3. Freedom of seafarers to leave their employment. The Committee previously requested the Government to amend the provisions of section 56 of Executive Decree No. 05-102 of 26 March 2005 establishing the conditions of employment of seafarers in merchant shipping and fisheries, so as to enable a seafarer to leave his or her employment after expiry of the notice period if he or she is not on national territory at that time. Effectively, pursuant to section 56, the employment relationship may on no account be terminated outside the national territory. Moreover, any seafarer wishing to terminate an employment relationship must inform the shipowner in writing, and the latter has 15 days following receipt of the letter to accept or refuse the resignation request (sections 53 and 55).
The Government indicates that the legal framework regulating maritime transport is under revision, at the initiative of the Ministry of Transport. The Committee hopes that the Government will take the necessary measures, as part of this revision, to revise Executive Decree No. 05-102 of 26 March 2005, so as to enable a seafarer to leave his or her employment after expiry of the notice period if he or she is not on the national territory at the time.
Article 2(2)(c). Prison labour. Hiring out of prison labour to private enterprises. The Committee refers to section 100(2) of Act No. 05-04 of 6 February 2005, issuing the Code on the organization of prisons and the social rehabilitation of prisoners, which permits the hiring out of prison labour to private enterprises, without the voluntary nature of the prisoner’s work being provided for under national legislation.

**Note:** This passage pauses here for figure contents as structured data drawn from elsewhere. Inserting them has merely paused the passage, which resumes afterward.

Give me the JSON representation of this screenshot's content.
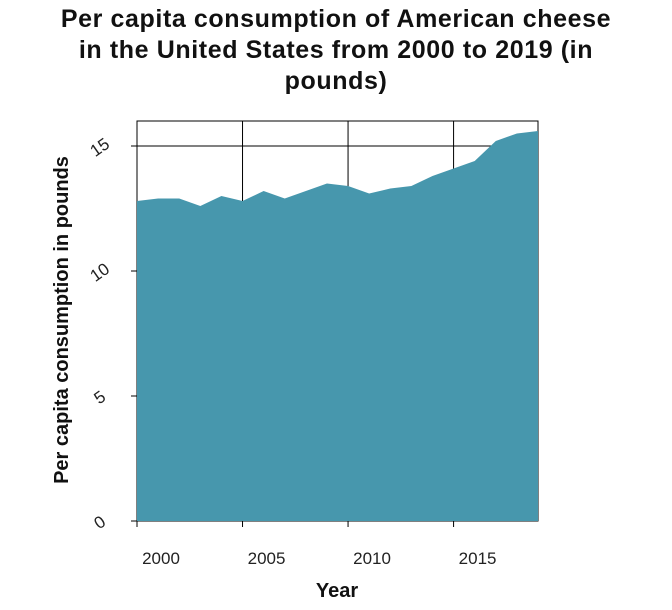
{
  "chart_data": {
    "type": "area",
    "title_lines": [
      "Per capita consumption of American cheese",
      "in the United States from 2000 to 2019 (in",
      "pounds)"
    ],
    "xlabel": "Year",
    "ylabel": "Per capita consumption in pounds",
    "x": [
      2000,
      2001,
      2002,
      2003,
      2004,
      2005,
      2006,
      2007,
      2008,
      2009,
      2010,
      2011,
      2012,
      2013,
      2014,
      2015,
      2016,
      2017,
      2018,
      2019
    ],
    "values": [
      12.8,
      12.9,
      12.9,
      12.6,
      13.0,
      12.8,
      13.2,
      12.9,
      13.2,
      13.5,
      13.4,
      13.1,
      13.3,
      13.4,
      13.8,
      14.1,
      14.4,
      15.2,
      15.5,
      15.6
    ],
    "xlim": [
      2000,
      2019
    ],
    "ylim": [
      0,
      16
    ],
    "x_ticks": [
      2000,
      2005,
      2010,
      2015
    ],
    "x_tick_labels": [
      "2000",
      "2005",
      "2010",
      "2015"
    ],
    "y_ticks": [
      0,
      5,
      10,
      15
    ],
    "y_tick_labels": [
      "0",
      "5",
      "10",
      "15"
    ],
    "grid": true,
    "colors": {
      "fill": "#4797ad",
      "grid": "#000000"
    }
  }
}
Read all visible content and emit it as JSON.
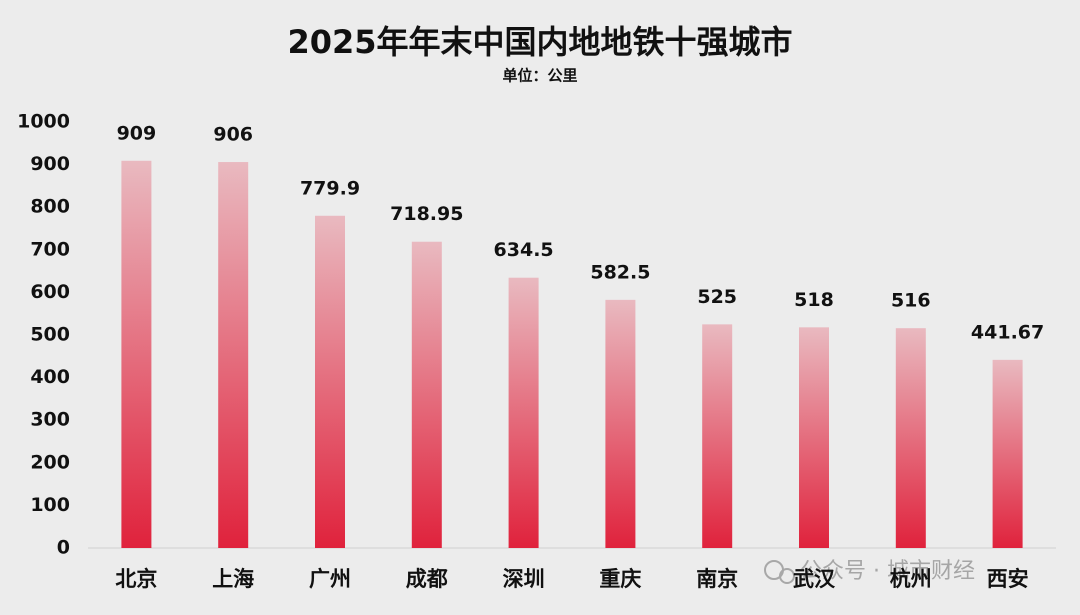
{
  "chart_data": {
    "type": "bar",
    "title": "2025年年末中国内地地铁十强城市",
    "subtitle": "单位：公里",
    "watermark": "公众号 · 城市财经",
    "categories": [
      "北京",
      "上海",
      "广州",
      "成都",
      "深圳",
      "重庆",
      "南京",
      "武汉",
      "杭州",
      "西安"
    ],
    "values": [
      909,
      906,
      779.9,
      718.95,
      634.5,
      582.5,
      525,
      518,
      516,
      441.67
    ],
    "color": "#e0223c",
    "ylim": [
      0,
      1000
    ],
    "yticks": [
      0,
      100,
      200,
      300,
      400,
      500,
      600,
      700,
      800,
      900,
      1000
    ],
    "grid": false
  }
}
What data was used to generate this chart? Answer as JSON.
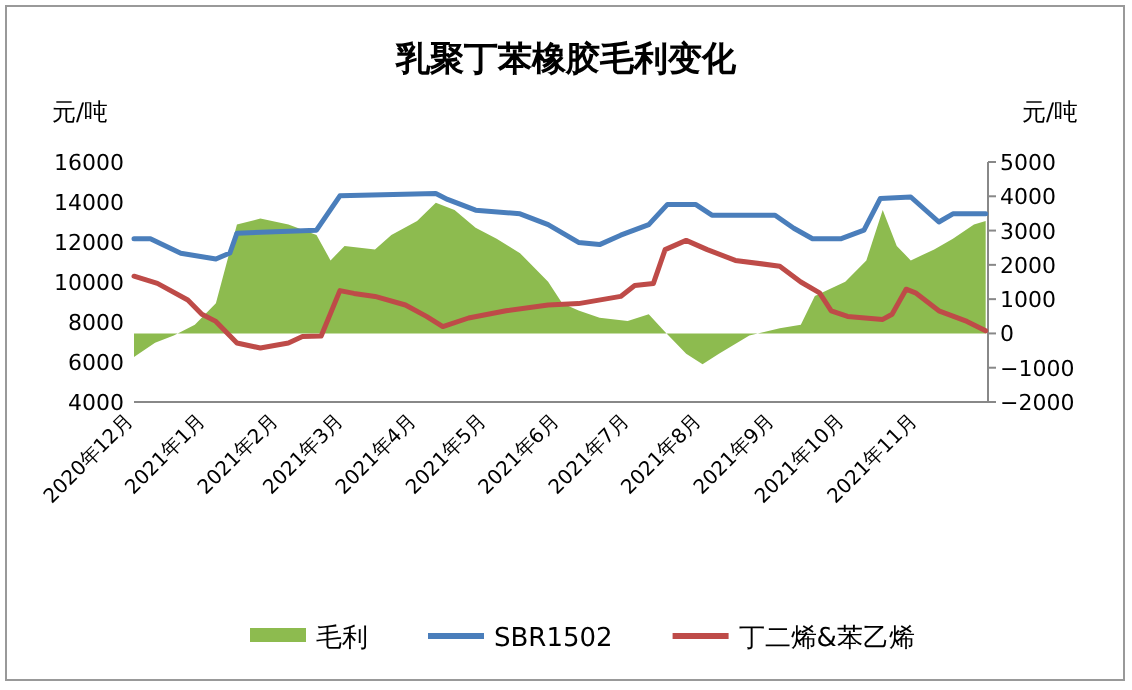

The Government indicates in this regard that work in prison promotes rehabilitation through the acquisition of new occupational skills, improved employability and the preparation of a personal project. It is based on the voluntary participation and responsibility of the prisoner, and assignments are decided following consultation of the Committee for the Execution of Sentences. The prisoners are remunerated and receive a certificate of skills on leaving prison. The Government also indicates that no prisoner was employed in private establishments under section 100(2) of the Act in 2022 and during the first quarter of 2024.
The Committee takes good note of this information. It recalls that, to be compatible with the Convention, prisoners working for private enterprises must have given their formal, free and informed consent and that conditions are in place approximating to a free labour relationship. In these circumstances, the Committee requests the Government to continue to indicate whether prisoners have been placed at the disposal of private enterprises under section 100(2) of Act No. 05-04 and if so to: (i) clarify whether the persons consent formally and freely to the work undertaken; (ii) communicate a copy of the “model agreement establishing the general conditions and nature of employment of prison labour” concluded in the event of providing labour, stipulated in section 103 of Act No. 05-04; and (iii) indicate the number of prisoners who work for private entities in this context and the guarantees by which they are covered in practice.